Notable changes this week in Bitcoin Core, C-Lightning, Eclair, LND, Rust-Lightning, libsecp256k1, Hardware Wallet Interface (HWI), Rust Bitcoin, BTCPay Server, Bitcoin Improvement Proposals (BIPs), and Lightning BOLTs.

  • Bitcoin Core #19509 adds per-peer message capture between nodes as well as the ability to produce JSON outputs from those logs. Using the newly introduced command line argument -capturemessages, any message that the node sends or receives is logged. There is a long history of tools with similar functionality, but this addition provides a native alternative to less actively maintained options.

  • Bitcoin Core #20764 adds additional information to the output produced using bitcoin-cli -netinfo. New details include the type of peer (e.g. full relay or blocks-only), number of manually added peers, peers using BIP152 “high bandwidth” (faster) block relay mode, and any peers using the I2P anonymity network (being worked on in a separate PR).

  • Rust-Lightning #774 adds support for fetching blocks and headers from Bitcoin Core’s REST and RPC interfaces. Additionally, a BlockSource interface is provided and can be extended to work with custom sources.

  • HWI #433 adds support for signing PSBTs with OP_RETURN outputs.

  • BIPs #1021 updates the BIP8 soft fork activation mechanism, changing its behavior for nodes that choose to enforce the lockin on timeout feature. Previously, those nodes would reject any block that didn’t signal for activation during the mandatory activation period. After this change, the nodes will tolerate up to the maximum number of non-signaling blocks possible that still guarantee activation. This reduces the number of blocks that may be needlessly rejected and reduces the potential for miscommunication between miners and node operators.

  • BIPs #1020 updates BIP8 to no longer require signaling during the locked in period now that activation can be assured using required signaling in the recently added must signal period.

  • BIPs #1048 rewrites most of the BIP322 proposal for generic message signing as proposed a few weeks ago on the mailing list (see Newsletter #130).
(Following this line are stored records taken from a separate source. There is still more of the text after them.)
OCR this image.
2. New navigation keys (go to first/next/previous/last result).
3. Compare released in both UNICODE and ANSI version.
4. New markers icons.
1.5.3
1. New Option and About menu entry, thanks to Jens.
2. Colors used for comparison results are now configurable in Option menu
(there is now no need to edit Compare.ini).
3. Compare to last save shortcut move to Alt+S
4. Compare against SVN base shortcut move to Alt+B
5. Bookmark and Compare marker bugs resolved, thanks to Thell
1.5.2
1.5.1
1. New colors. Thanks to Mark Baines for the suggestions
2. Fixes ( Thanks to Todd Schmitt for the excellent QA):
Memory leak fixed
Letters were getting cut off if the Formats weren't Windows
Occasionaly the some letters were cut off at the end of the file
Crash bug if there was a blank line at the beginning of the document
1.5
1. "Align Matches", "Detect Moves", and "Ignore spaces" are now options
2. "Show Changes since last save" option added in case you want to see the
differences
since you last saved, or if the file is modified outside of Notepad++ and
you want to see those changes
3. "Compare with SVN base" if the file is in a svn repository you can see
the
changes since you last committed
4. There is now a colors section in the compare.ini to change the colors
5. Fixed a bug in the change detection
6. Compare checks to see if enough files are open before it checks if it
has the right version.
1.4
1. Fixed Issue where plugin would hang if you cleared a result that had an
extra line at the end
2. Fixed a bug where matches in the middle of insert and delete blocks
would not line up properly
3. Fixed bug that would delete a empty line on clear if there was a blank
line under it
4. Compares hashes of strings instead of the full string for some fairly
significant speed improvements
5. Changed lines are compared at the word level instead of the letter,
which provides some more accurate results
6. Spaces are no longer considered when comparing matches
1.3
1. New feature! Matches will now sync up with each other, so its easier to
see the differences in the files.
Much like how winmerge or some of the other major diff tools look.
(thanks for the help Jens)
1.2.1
The changes allow wallets that don’t implement a complete set of checks to return an “inconclusive” state for signatures that use scripts they don’t understand. It also clarifies the implementation instructions and removes unnecessary data from the signature serialization.

  • BIPs #1056 adds BIP350 with a specification of bech32 modified (bech32m) as previously discussed on the mailing list (see Newsletter #131). This modified version of bech32 addresses from BIP173 will apply to planned taproot addresses and later improvements using segwit witness scripts.

  • BIPs #988 updates the BIP174 specification for PSBTs to require programs operating in the creator role to initialize empty output fields, similar to an existing requirement to initialize empty input fields. Existing PSBT creators such as Bitcoin Core were already doing this.

  • BIPs #1055 updates BIP174 to clarify the format for proprietary extensions, extends the table of fields with rows indicating how they apply to different versions of PSBTs, and marks the BIP as final with regard to the original version 0 of PSBTs.

  • BIPs #1040 updates the BIP85 specification for creating keys and keychains from a super BIP32 keychain. The updates describe how to use the super keychain to create keys for RSA-based PGP signatures that can be loaded on to GPG-compatible smartcards.

  • BIPs #1054 updates the BIP141 specification of segwit’s consensus changes to clarify how the number of signature operations (sigops) is counted when OP_CHECKMULTISIG and OP_CHECKMULTISIGVERIFY are used. The text previously noted that they were counted the same as when P2SH was used but the update describes the unintuitive particulars: “For 1 to 16 total public keys CHECKMULTISIG is counted as 1 to 16 sigops respectively, and for 17 to 20 total public keys it is counted as 20 sigops.”

  • BIPs #1047 updates the BIP39 specification for deterministically generating BIP32 seeds from a phrase, adding a warning that the use of non-English word lists is not widely supported and so is not recommended for implementation.